Clinical Significance

IHG training involves the use of a portable hand-held device, is of low time burden, is highly tolerable, and requires no “refills” or other active maintenance efforts. Thus, this treatment is likely to be as attractive to HTN patients as it has been to research participants. From a provider perspective, prescribing an effective intervention that is safe, and one to which patients have a great likelihood to comply, is also enticing. With larger post-training reductions noted in HTN patients, IHG training may be especially beneficial for patients who (a) have difficulties continuing or increasing drug-based treatment care; (b) are unable to attain BP control despite optimal treatment; (c) have pre-HTN or low-risk stage I mild-HTN; and (d) who wish to avoid medications or have less antihypertensive pill burden.

Taken together, this simple treatment has strong potential to impact patient care and improve the rates of BP control among those with HTN. It is important to acknowledge, however, that a post-IHG training reduction of ∼5/4 mmHg may not be enough to lower BP to within recommended targets (or within ∼10 mmHg of target) for some patients. In these individuals, IHG training may be more appropriate as part of a broader lifestyle approach, with the effects of IHG training adding to the effects of other lifestyle modifications. The effectiveness of this type of multi-modal intervention trial would need to be explored in future IHG training trials.

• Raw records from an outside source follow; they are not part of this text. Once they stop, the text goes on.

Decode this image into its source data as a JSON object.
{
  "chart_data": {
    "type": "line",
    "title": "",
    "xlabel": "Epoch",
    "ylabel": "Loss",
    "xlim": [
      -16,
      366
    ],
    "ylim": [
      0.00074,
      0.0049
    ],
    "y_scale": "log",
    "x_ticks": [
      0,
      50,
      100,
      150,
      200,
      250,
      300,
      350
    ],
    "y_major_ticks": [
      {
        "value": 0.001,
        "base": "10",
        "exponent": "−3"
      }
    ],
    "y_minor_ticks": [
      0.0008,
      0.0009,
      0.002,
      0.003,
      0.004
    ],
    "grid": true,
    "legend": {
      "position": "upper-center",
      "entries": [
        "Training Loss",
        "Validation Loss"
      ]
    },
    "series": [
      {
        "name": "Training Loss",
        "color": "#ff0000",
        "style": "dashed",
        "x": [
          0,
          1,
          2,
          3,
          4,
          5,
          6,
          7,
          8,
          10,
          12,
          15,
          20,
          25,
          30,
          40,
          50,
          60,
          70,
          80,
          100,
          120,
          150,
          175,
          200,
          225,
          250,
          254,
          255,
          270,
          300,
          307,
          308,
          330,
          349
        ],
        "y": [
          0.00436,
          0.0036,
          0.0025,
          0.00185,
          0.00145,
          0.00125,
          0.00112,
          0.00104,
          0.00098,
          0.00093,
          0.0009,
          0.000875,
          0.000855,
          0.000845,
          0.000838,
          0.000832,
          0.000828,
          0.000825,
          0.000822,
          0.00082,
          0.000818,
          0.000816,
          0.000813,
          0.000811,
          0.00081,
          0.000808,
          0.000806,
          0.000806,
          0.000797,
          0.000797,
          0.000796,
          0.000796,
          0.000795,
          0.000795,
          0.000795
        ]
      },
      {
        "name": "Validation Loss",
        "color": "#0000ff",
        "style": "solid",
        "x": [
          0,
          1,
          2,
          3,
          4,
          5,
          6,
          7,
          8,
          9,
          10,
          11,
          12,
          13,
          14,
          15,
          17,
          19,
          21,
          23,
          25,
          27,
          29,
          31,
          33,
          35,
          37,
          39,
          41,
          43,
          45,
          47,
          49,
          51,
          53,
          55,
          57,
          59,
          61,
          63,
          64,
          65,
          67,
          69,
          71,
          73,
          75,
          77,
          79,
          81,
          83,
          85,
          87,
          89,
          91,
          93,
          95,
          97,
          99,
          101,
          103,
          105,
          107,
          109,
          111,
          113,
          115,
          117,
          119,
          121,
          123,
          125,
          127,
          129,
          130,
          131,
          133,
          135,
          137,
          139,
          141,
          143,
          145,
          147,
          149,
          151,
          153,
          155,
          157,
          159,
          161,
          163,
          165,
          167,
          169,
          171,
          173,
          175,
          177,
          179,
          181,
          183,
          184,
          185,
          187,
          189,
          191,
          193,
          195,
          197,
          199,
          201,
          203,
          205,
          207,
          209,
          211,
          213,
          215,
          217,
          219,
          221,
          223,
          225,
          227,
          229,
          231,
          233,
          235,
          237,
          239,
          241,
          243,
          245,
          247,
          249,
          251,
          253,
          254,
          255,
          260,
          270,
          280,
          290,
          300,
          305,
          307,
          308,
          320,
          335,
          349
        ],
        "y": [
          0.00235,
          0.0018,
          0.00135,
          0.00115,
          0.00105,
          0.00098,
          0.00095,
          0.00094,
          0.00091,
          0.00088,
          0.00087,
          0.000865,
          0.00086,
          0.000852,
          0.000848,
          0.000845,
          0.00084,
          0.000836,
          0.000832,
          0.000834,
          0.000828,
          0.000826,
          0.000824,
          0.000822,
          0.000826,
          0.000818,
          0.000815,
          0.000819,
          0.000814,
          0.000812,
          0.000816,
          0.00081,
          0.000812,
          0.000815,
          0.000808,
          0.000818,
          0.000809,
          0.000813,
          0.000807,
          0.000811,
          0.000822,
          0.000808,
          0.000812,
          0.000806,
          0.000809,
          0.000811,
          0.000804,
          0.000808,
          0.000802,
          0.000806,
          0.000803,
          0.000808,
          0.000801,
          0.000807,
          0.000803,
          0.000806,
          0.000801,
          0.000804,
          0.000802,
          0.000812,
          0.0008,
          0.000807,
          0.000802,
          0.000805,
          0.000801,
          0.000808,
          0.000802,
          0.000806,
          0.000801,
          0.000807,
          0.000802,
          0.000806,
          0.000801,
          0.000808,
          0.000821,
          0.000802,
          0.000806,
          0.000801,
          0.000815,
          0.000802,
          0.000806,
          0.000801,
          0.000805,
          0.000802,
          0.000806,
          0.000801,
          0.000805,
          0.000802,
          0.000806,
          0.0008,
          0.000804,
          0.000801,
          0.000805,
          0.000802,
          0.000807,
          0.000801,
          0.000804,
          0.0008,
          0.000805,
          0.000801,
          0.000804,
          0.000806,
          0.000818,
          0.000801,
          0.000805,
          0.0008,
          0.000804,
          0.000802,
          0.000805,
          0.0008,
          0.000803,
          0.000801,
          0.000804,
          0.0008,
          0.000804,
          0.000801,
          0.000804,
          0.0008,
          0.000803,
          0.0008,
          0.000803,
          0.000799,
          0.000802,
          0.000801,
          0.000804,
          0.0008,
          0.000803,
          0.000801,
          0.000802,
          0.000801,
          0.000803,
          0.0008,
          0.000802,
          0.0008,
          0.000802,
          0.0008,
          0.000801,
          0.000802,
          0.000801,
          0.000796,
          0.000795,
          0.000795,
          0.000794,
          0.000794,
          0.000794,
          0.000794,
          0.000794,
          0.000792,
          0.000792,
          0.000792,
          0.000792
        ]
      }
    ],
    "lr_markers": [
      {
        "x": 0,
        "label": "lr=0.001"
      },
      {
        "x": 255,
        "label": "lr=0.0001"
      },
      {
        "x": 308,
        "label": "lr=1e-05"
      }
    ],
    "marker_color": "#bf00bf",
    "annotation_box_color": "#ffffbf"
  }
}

Despite its promise, IHG training is not routinely prescribed in clinical practice as a BP-lowering management strategy. This critical gap may be due to the limited available data to date; however, it may also be indicative of clinicians being unaware of IHG training or how to prescribe it, a lack of confidence in the ability of the patients to train at home, uncertainty about how to purchase the training devices, and concern relating to the associated cost. The aim of this report is to take the first steps towards addressing this gap, in an effort to shift this paradigm.

Important Next Steps

In their 2017 Heart Disease and Stroke Statistics Update, the AHA stated that “the elimination of HTN is projected to have a larger impact on CVD mortality than the elimination of all other risk factors among females, and all except smoking among males” [4••]. It is our over-arching goal to improve BP control and reduce the burden of HTN by incorporating IHG training as part of a comprehensive treatment strategy in clinical practice. Most IHG training studies to date have been small, short-duration, proof-of-concept trials. Large-scale, high-quality RCTs of longer duration are urgently needed to address these earlier limitations and further establish the merits of this effective treatment. Future work should aim to explore the potential additive effects of IHG training to traditional lifestyle modifications (e.g., DASH diet, aerobic exercise training), medical practice, and home-based effectiveness models of IHG training, including trials in patients with resistant HTN and pre-HTN/mild-HTN wishing to avoid medication. Moreover, trials investigating the long-term persistence of BP lowering, training interventions using less expensive handgrip devices, and those evaluating population-specific BP-lowering mechanisms, patient and physician burden, clinical outcomes, and economic benefit are also needed.

Conclusion

Poor BP control puts many Americans and individuals around the world at risk for serious and often fatal complications of HTN. African Americans are disproportionately affected as are all individuals with treatment-resistant HTN. There is an urgent need to translate effective BP-lowering therapies, such as IHG training, into standard care that act alone or as an adjunct to traditional treatments. By increasing the proportion of patients achieving BP control, we take an important step towards reducing the burden of HTN in our country and beyond.